Social media allows us to scan our old photos and upload them and share them with the world.
Some of these images have made such nostalgia that they have been known to create friendships and helps us reconnect with old friends. One of those is the hit theme on Facebook known as “Throwback Thursday,” where people post photos from long ago.
It’s always to see the styles and times have changed and its quite interesting to remember those old schoolmates in an old class photos. There is nothing quite like seeing some old photos from the eighties.
Even old music has a way of changing our mood, sending us back to a time from long ago.
But what about those old tools and appliances? Every no and then an old photo of a tool pops up, and really makes you appreciate the modern tools we have today.
On a site called “Do You Remember,” an image is posted of something that appears to be an old tool. Can you guess what it is?
You might think it is an old garden tool or you may think it is made to pull apart clam shells. It definitely looks close to some sort of shovel. But it is dangerous with that sharp triangular age.
The truth is that it is a vintage can opener spout.
These old opener spouts were made to open tins of turbine engine oil and they are made using a sheet metal spout. The tip of the spout had a point end that was made to pierce the top of the tin, which then gave access to the oil.
If you look closely, the shape of the tool is somewhat similar to those tools that are used to crack open those cans of juice.

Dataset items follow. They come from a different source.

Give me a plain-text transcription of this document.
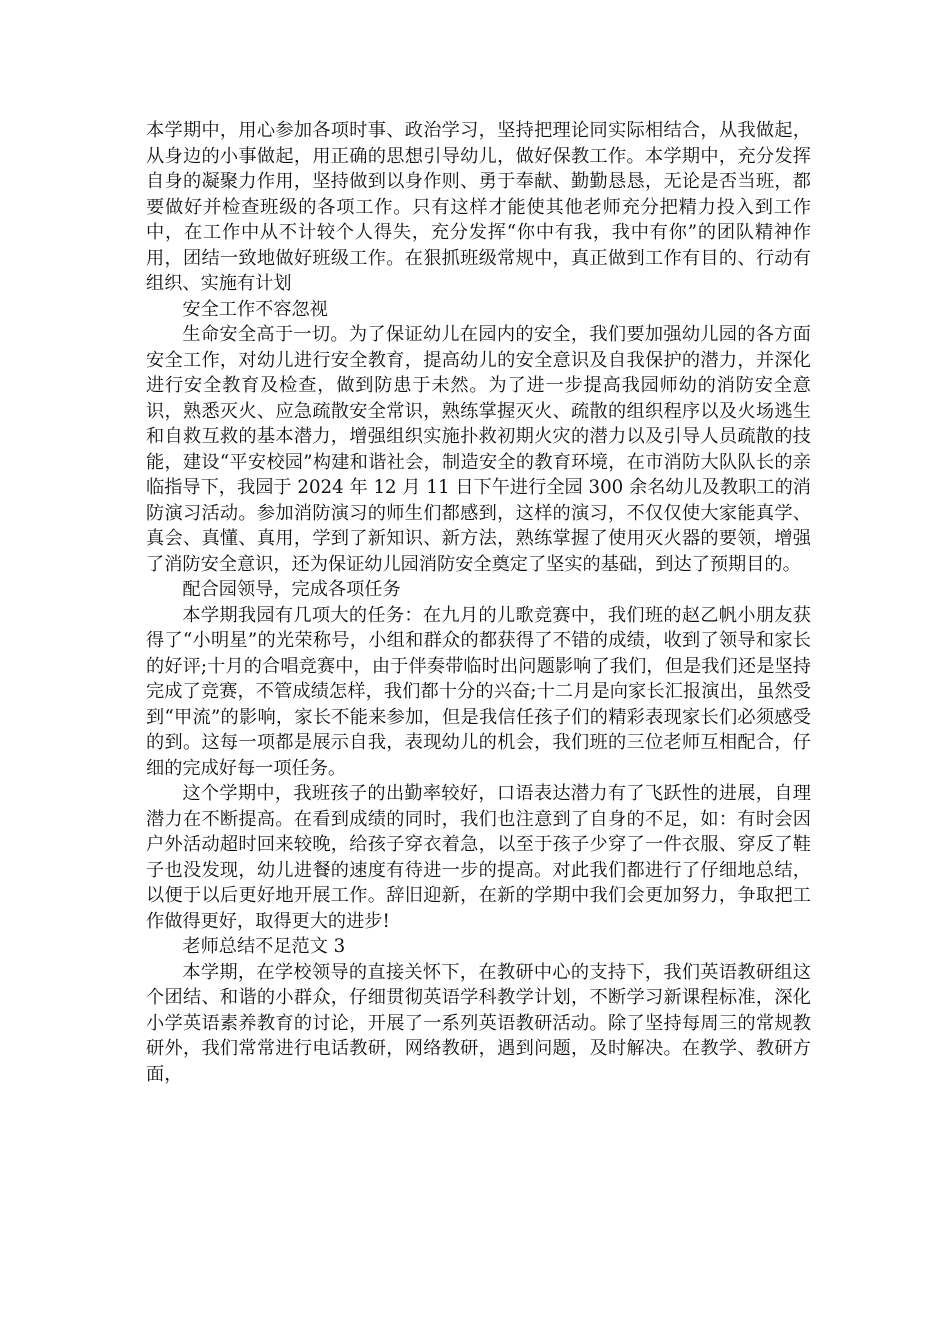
本学期中，用心参加各项时事、政治学习，坚持把理论同实际相结合，从我做起，从身边的小事做起，用正确的思想引导幼儿，做好保教工作。本学期中，充分发挥自身的凝聚力作用，坚持做到以身作则、勇于奉献、勤勤恳恳，无论是否当班，都要做好并检查班级的各项工作。只有这样才能使其他老师充分把精力投入到工作中，在工作中从不计较个人得失，充分发挥“你中有我，我中有你”的团队精神作用，团结一致地做好班级工作。在狠抓班级常规中，真正做到工作有目的、行动有组织、实施有计划

安全工作不容忽视

生命安全高于一切。为了保证幼儿在园内的安全，我们要加强幼儿园的各方面安全工作，对幼儿进行安全教育，提高幼儿的安全意识及自我保护的潜力，并深化进行安全教育及检查，做到防患于未然。为了进一步提高我园师幼的消防安全意识，熟悉灭火、应急疏散安全常识，熟练掌握灭火、疏散的组织程序以及火场逃生和自救互救的基本潜力，增强组织实施扑救初期火灾的潜力以及引导人员疏散的技能，建设“平安校园”构建和谐社会，制造安全的教育环境，在市消防大队队长的亲临指导下，我园于 2024 年 12 月 11 日下午进行全园 300 余名幼儿及教职工的消防演习活动。参加消防演习的师生们都感到，这样的演习，不仅仅使大家能真学、真会、真懂、真用，学到了新知识、新方法，熟练掌握了使用灭火器的要领，增强了消防安全意识，还为保证幼儿园消防安全奠定了坚实的基础，到达了预期目的。

配合园领导，完成各项任务

本学期我园有几项大的任务：在九月的儿歌竞赛中，我们班的赵乙帆小朋友获得了“小明星”的光荣称号，小组和群众的都获得了不错的成绩，收到了领导和家长的好评;十月的合唱竞赛中，由于伴奏带临时出问题影响了我们，但是我们还是坚持完成了竞赛，不管成绩怎样，我们都十分的兴奋;十二月是向家长汇报演出，虽然受到“甲流”的影响，家长不能来参加，但是我信任孩子们的精彩表现家长们必须感受的到。这每一项都是展示自我，表现幼儿的机会，我们班的三位老师互相配合，仔细的完成好每一项任务。

这个学期中，我班孩子的出勤率较好，口语表达潜力有了飞跃性的进展，自理潜力在不断提高。在看到成绩的同时，我们也注意到了自身的不足，如：有时会因户外活动超时回来较晚，给孩子穿衣着急，以至于孩子少穿了一件衣服、穿反了鞋子也没发现，幼儿进餐的速度有待进一步的提高。对此我们都进行了仔细地总结，以便于以后更好地开展工作。辞旧迎新，在新的学期中我们会更加努力，争取把工作做得更好，取得更大的进步!

老师总结不足范文 3

本学期，在学校领导的直接关怀下，在教研中心的支持下，我们英语教研组这个团结、和谐的小群众，仔细贯彻英语学科教学计划，不断学习新课程标准，深化小学英语素养教育的讨论，开展了一系列英语教研活动。除了坚持每周三的常规教研外，我们常常进行电话教研，网络教研，遇到问题，及时解决。在教学、教研方面，
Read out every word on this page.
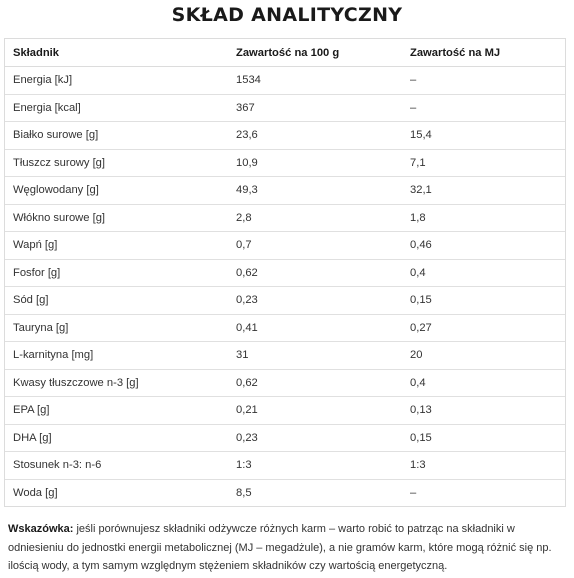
SKŁAD ANALITYCZNY
Składnik	Zawartość na 100 g	Zawartość na MJ
Energia [kJ]	1534	–
Energia [kcal]	367	–
Białko surowe [g]	23,6	15,4
Tłuszcz surowy [g]	10,9	7,1
Węglowodany [g]	49,3	32,1
Włókno surowe [g]	2,8	1,8
Wapń [g]	0,7	0,46
Fosfor [g]	0,62	0,4
Sód [g]	0,23	0,15
Tauryna [g]	0,41	0,27
L-karnityna [mg]	31	20
Kwasy tłuszczowe n-3 [g]	0,62	0,4
EPA [g]	0,21	0,13
DHA [g]	0,23	0,15
Stosunek n-3: n-6	1:3	1:3
Woda [g]	8,5	–
Wskazówka: jeśli porównujesz składniki odżywcze różnych karm – warto robić to patrząc na składniki w odniesieniu do jednostki energii metabolicznej (MJ – megadżule), a nie gramów karm, które mogą różnić się np. ilością wody, a tym samym względnym stężeniem składników czy wartością energetyczną.
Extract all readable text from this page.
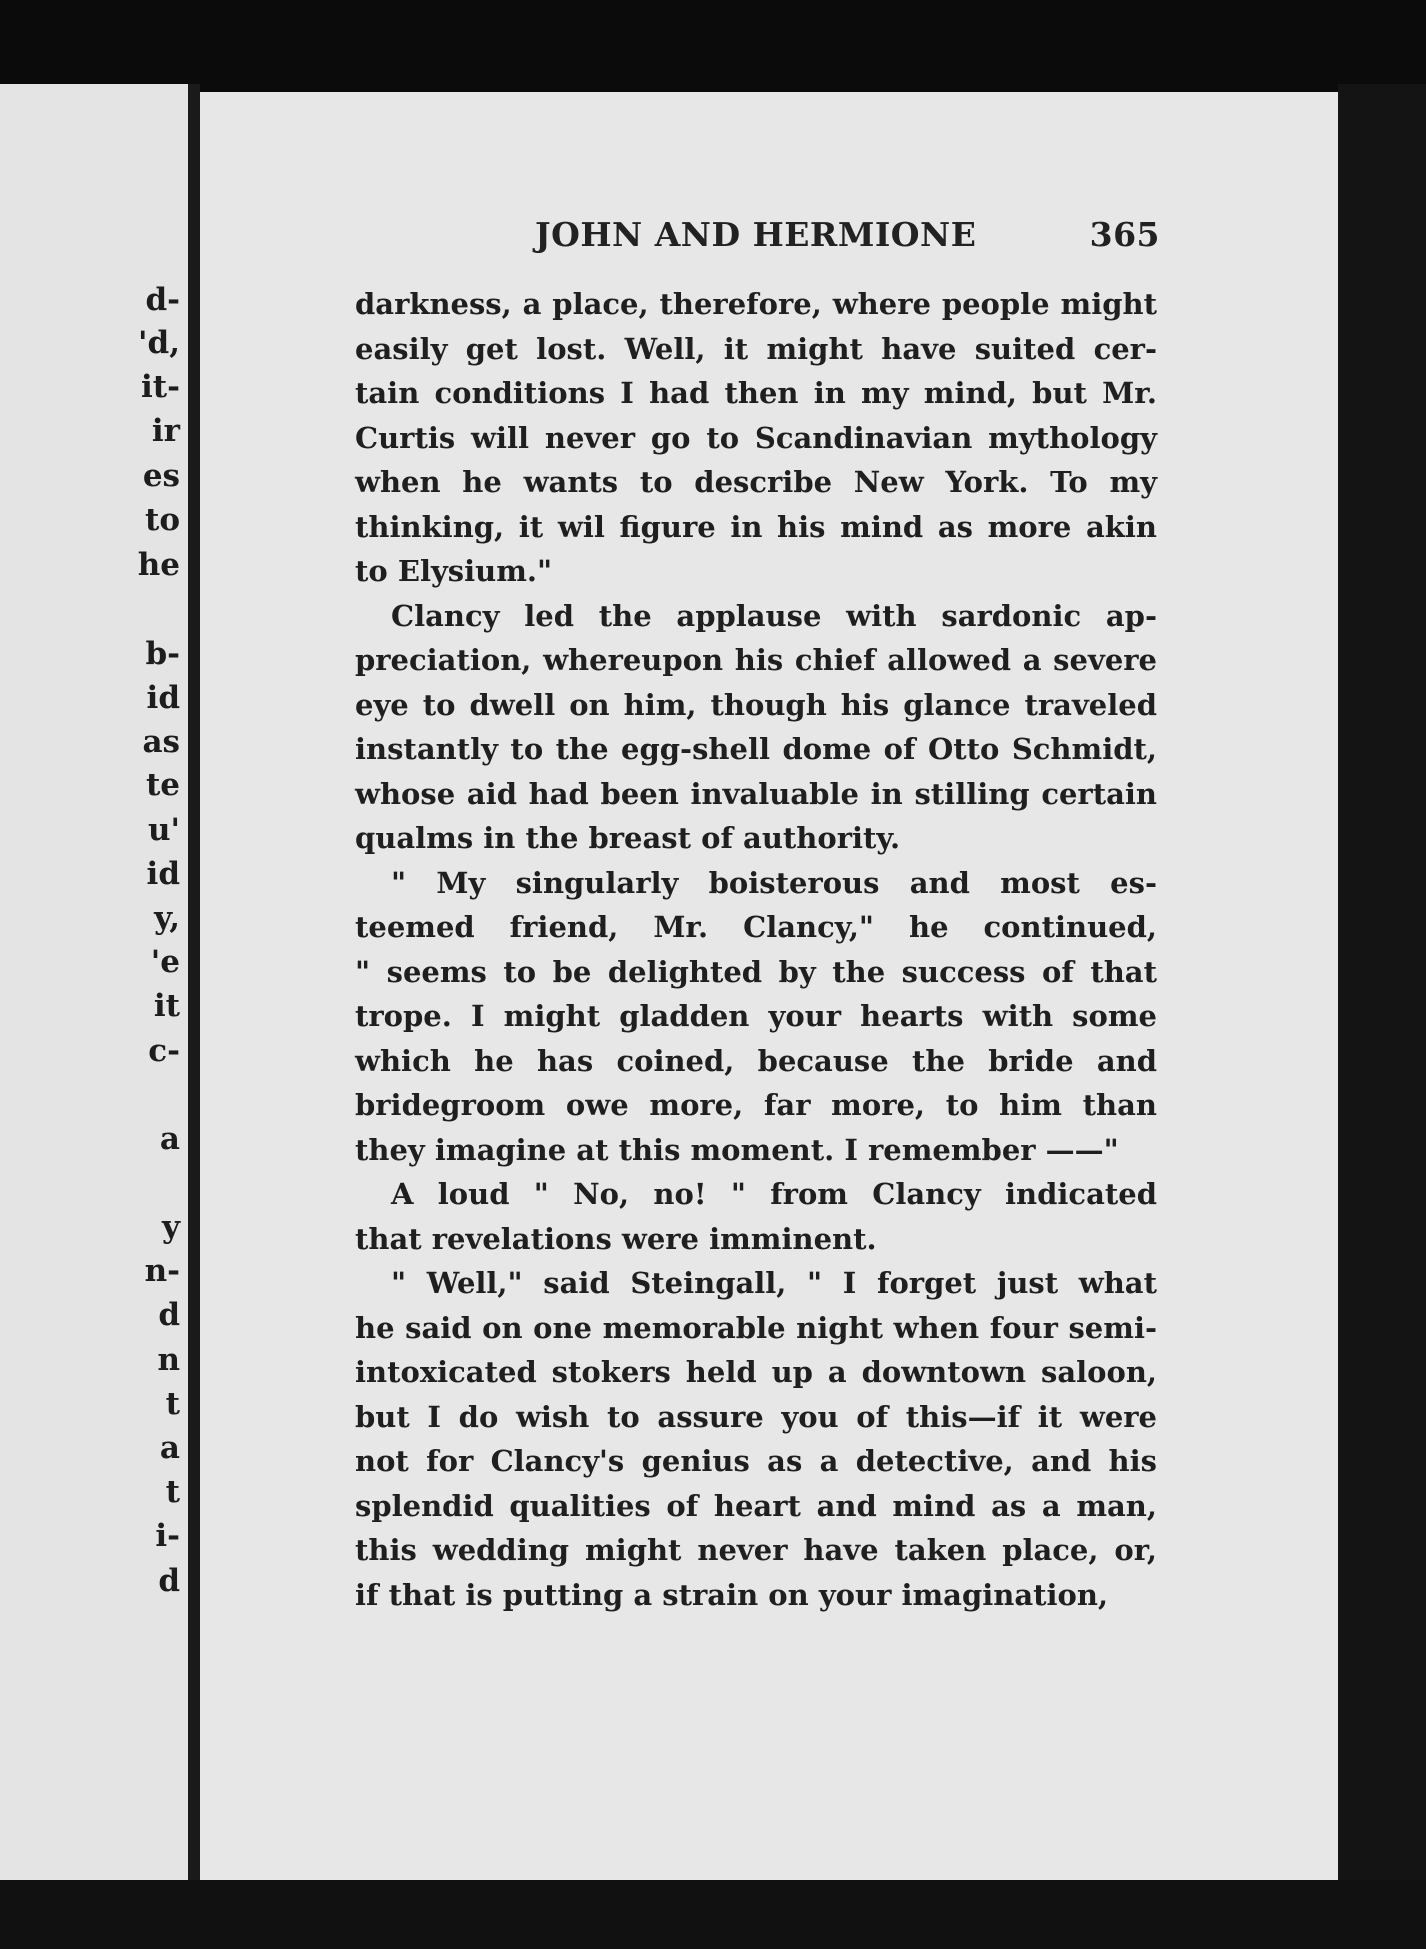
d-
'd,
it-
ir
es
to
he
b-
id
as
te
u'
id
y,
'e
it
c-
a
y
n-
d
n
t
a
t
i-
d
JOHN AND HERMIONE	365
darkness, a place, therefore, where people might
easily get lost. Well, it might have suited cer-
tain conditions I had then in my mind, but Mr.
Curtis will never go to Scandinavian mythology
when he wants to describe New York. To my
thinking, it wil figure in his mind as more akin
to Elysium."
Clancy led the applause with sardonic ap-
preciation, whereupon his chief allowed a severe
eye to dwell on him, though his glance traveled
instantly to the egg-shell dome of Otto Schmidt,
whose aid had been invaluable in stilling certain
qualms in the breast of authority.
" My singularly boisterous and most es-
teemed friend, Mr. Clancy," he continued,
" seems to be delighted by the success of that
trope. I might gladden your hearts with some
which he has coined, because the bride and
bridegroom owe more, far more, to him than
they imagine at this moment. I remember ——"
A loud " No, no! " from Clancy indicated
that revelations were imminent.
" Well," said Steingall, " I forget just what
he said on one memorable night when four semi-
intoxicated stokers held up a downtown saloon,
but I do wish to assure you of this—if it were
not for Clancy's genius as a detective, and his
splendid qualities of heart and mind as a man,
this wedding might never have taken place, or,
if that is putting a strain on your imagination,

The opening results in a puncture that is in the shape of a triangle.
Nowadays, if an oil can opener is still even used, it would probably be a lot smaller. As time goes on, tools like this tend to become more compact and take up less space. New inventors find ways to create tools that are just as useful, if not more, with less supplies needed.
If you search online long enough, you will find other vintage oil can openers and over the years, they have in fact, gotten smaller.
This spout opener dates back to the 1980s. Even though it is vintage, it’s shockingly not very old.